I waited for her to prove otherwise. But of course she couldn’t. Everything I knew to be true was true. My mother just sat there, staring.
Later, when she went to the trash can to throw out the remains of our lunch, Cody said, “How could you choose Ava over Mommy?”
“No one’s choosing,” I said. “We have them both.”
“Well, lucky us,” Cody said.
He ran to our mother and took her hand. I walked a few feet behind them, not because I was so tired anymore, but on purpose.
Saints had to suffer. I knew that and I knew I was really suffering. I was sick of being torn like this, of always having to take sides, even if it was only in my heart. I didn’t know how to love each of my parents the same. More than anything, I wished I could go back and somehow make a different miracle. Of course I wanted my father saved. But maybe if there had been no avalanche at all, things would have stayed the way they were.
I had managed two miracles. If I could find another one, I could change things and be noticed. I lay in bed in the hotel in Naples, listening to the motorcycles whizzing past, the sounds of people having fun. Sometimes I even wished, in a very secret place, that my parents would get back together. I knew it was ridiculous. Why would Dad come back to his old boring life in Providence? And what would happen to Ava and Zoe if my father left them? And even if he did, with them in his life, it wouldn’t be the same as before. I knew better than to waste my prayers, the way Antoinetta did. Her dead mother wasn’t coming back. And how was her father ever going to meet a new woman if he never even got out of the car?
No. I needed to pray for the right thing.
I got up and stood by the curtain that opened out to the balcony. Beyond it was the Bay of Naples, the island of Capri, Vesuvius. Tonight the moon was a crescent one, my favorite. Most people liked full moons. They even wrote songs about them. But I liked this tiny sliver moon, the moon that was hardly there. I let myself pretend that when I turned around, my mother wouldn’t be alone in the other bed. Instead, my father would be there beside her.
I remembered what it used to be like to crawl into their bed early in the morning. I would have to squeeze to get between them because they slept so close.
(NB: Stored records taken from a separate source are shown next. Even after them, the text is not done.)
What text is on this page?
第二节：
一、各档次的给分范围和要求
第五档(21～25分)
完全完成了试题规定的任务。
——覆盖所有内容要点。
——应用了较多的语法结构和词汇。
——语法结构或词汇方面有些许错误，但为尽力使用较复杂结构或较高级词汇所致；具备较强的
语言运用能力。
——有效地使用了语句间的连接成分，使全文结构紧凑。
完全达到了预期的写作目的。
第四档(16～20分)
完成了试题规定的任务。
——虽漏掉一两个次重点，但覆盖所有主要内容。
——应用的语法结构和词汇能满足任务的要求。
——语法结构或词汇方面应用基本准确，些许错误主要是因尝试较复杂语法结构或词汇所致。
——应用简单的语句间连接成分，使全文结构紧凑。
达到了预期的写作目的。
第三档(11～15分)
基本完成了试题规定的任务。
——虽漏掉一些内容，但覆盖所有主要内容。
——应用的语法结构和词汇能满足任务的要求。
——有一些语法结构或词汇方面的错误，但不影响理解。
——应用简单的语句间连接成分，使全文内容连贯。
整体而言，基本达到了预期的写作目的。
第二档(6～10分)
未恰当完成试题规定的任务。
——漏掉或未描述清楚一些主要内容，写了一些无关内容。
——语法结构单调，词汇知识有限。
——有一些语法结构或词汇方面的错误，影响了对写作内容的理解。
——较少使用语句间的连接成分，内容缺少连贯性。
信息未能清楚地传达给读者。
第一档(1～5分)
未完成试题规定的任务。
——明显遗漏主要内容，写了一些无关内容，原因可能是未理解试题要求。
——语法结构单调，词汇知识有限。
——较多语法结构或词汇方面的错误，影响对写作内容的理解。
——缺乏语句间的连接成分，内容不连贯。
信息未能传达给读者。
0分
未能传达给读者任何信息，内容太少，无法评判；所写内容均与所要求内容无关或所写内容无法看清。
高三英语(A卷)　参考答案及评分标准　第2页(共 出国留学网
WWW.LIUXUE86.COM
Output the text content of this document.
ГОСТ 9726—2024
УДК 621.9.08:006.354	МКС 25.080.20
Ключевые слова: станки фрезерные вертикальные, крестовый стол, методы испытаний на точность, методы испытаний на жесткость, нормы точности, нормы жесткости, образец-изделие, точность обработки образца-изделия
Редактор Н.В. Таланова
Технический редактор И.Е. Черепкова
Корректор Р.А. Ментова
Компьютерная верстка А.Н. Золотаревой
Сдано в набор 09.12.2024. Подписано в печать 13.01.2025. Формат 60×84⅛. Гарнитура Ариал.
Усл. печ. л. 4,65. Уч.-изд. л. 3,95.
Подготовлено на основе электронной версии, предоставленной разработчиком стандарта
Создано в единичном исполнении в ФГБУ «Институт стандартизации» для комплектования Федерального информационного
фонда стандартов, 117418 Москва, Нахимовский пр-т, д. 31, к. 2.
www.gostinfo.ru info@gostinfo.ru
Like spoons, my father used to say. How could two people who slept like spoons, year after year, not even live together anymore? I felt hot tears spill out of my eyes and run down my cheeks. I swallowed hard, in gulps. That was one way I knew to stop tears. And even though I was wasting prayers on the impossible, I prayed:
“Dear God, please bring our father back to us. Please let him be here, like spoons, with my mother.”
It was ridiculous and useless and impossible, but wasn’t that what a miracle was, making the extraordinary, the impossible, happen?
I turned around.
The hotel bed, a queen-sized one with lots of pillows and a fluffy comforter, looked as vast as the ocean with my mother there, drifting in it alone. I went over to it and climbed in beside her, turning so my front was pressed against her back, shaping myself into my mother’s form. Without waking up, she felt me there instinctively and snuggled close. Then I closed my eyes, and filled with disappointment and confusion and faithlessness, slept.